The quote above was excerpted from a longer article published in Psychology Today that snagged my attention.  I wanted to ignore it and just let the whole thing pass by without comment, but I’m being prompted (read: cattle-prodded) to meet it head-on.

According to the Merriam-Webster dictionary, the word “slut” has been around since the 15th century, although the spelling has changed a bit.  It was slutte in Middle English.  Even so, the definition has remained the same:  a slovenly woman; a promiscuous woman, especially a prostitute; a saucy girl.

Hmmm.  Really?  If saucy = slut, then I am all that, baby, and then some.  I hope you are, too!

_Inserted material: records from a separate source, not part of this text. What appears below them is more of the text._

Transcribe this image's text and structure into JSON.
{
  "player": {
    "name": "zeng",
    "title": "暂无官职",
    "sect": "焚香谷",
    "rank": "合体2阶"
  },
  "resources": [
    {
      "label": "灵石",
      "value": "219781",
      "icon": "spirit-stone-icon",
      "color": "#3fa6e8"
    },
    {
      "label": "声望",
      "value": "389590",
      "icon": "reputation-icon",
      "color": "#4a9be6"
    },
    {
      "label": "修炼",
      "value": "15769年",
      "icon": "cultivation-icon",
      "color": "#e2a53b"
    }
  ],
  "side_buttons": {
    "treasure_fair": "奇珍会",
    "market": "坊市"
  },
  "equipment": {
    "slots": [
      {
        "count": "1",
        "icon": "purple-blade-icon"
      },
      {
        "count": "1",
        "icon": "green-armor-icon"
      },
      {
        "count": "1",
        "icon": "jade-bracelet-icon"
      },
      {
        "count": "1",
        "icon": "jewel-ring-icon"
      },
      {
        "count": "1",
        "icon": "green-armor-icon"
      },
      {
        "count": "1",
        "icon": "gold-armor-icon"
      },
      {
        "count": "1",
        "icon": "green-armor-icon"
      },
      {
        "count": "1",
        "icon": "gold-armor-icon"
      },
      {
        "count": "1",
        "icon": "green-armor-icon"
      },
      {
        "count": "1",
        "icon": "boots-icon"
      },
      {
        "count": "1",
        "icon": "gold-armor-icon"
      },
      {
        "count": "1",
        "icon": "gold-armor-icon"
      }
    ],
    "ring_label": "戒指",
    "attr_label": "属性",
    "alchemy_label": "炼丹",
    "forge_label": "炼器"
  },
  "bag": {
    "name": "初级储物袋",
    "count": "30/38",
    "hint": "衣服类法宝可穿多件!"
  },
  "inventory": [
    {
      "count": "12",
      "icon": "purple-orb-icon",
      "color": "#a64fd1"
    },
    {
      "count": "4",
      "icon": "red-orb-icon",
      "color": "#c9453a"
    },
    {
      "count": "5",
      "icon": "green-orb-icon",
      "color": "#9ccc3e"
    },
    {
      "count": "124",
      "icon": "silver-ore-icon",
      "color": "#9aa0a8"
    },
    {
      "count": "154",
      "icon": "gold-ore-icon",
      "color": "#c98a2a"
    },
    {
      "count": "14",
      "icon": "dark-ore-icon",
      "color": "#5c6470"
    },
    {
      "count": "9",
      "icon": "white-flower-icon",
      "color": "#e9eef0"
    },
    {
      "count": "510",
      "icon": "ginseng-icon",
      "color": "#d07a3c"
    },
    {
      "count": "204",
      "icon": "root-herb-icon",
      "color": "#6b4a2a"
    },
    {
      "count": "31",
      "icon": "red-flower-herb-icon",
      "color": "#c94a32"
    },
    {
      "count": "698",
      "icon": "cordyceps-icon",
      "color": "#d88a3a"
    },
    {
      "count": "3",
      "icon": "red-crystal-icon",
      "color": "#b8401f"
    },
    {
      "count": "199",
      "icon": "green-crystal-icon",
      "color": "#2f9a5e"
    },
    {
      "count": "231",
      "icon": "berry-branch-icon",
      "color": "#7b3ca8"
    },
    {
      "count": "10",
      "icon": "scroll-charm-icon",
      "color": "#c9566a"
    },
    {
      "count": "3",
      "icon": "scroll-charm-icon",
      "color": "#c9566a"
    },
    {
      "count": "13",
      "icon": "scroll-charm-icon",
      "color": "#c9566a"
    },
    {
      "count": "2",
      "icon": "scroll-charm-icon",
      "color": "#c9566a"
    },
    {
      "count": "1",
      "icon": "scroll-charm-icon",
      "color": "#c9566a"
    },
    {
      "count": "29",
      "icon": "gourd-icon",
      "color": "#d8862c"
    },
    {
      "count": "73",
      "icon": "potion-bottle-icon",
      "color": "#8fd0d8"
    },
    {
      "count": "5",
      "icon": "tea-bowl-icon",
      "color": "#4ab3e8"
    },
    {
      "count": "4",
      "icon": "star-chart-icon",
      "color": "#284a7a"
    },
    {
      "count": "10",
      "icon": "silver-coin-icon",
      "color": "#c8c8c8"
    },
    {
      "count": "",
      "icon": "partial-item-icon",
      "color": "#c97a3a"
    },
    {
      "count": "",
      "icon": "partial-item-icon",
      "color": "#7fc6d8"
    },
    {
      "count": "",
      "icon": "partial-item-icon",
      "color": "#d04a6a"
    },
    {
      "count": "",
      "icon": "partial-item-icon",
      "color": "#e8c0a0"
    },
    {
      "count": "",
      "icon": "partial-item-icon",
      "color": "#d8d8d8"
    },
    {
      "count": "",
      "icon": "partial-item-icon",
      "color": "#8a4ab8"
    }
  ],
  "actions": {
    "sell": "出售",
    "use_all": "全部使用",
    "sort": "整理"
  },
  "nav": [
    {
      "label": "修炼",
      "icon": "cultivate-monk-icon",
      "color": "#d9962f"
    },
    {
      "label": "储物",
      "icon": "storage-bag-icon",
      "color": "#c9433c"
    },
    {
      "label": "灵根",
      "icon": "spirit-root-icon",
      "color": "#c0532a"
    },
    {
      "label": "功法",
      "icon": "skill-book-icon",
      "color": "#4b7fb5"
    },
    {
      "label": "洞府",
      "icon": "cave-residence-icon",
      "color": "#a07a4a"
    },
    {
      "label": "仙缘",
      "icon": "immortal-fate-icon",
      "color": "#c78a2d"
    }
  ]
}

So, both men and women have been tossing this damning little word around for over 600 years, all because of prudishness and some very warped views about sexuality that grew like weeds right along with the church’s dogma.  Whew.  Could we just stop giving that word so much power, please?  We have reduced it down to four letters.  I think it’s time to wipe it out entirely.

While slut shaming is nothing new, the article does at least shed some light on why women go there in the first place.  It appears to be more of a class divider, and that only serves to keep women locked in the same downward spiral of catty competitiveness that prevents us from being stronger together.

Listen, my dear sisters.  Whatever you do with your body is your business.  Whatever I do with mine is my business.  Our foremothers fought very hard to give us more sexual freedom than they ever enjoyed, so why destroy that by shaming each other?

We are all just spiritual beings in human form, learning our lessons and doing the best we can on this earthly plane of existence.  How about we make it a little easier on ourselves?

Let us erase “slut” from our vocabulary.  Let us all stop passing judgement upon each other long enough to realize that we are all goddesses.  We are all free to express our wild, juicy selves in whatever way that brings us joy.  We are stronger than the labels history has passed down to us if we choose to be.  Real power and real social status is achieved by women who inspire others and lift them up, not by scared little girls who climb to the top of a ladder by pushing everyone else off.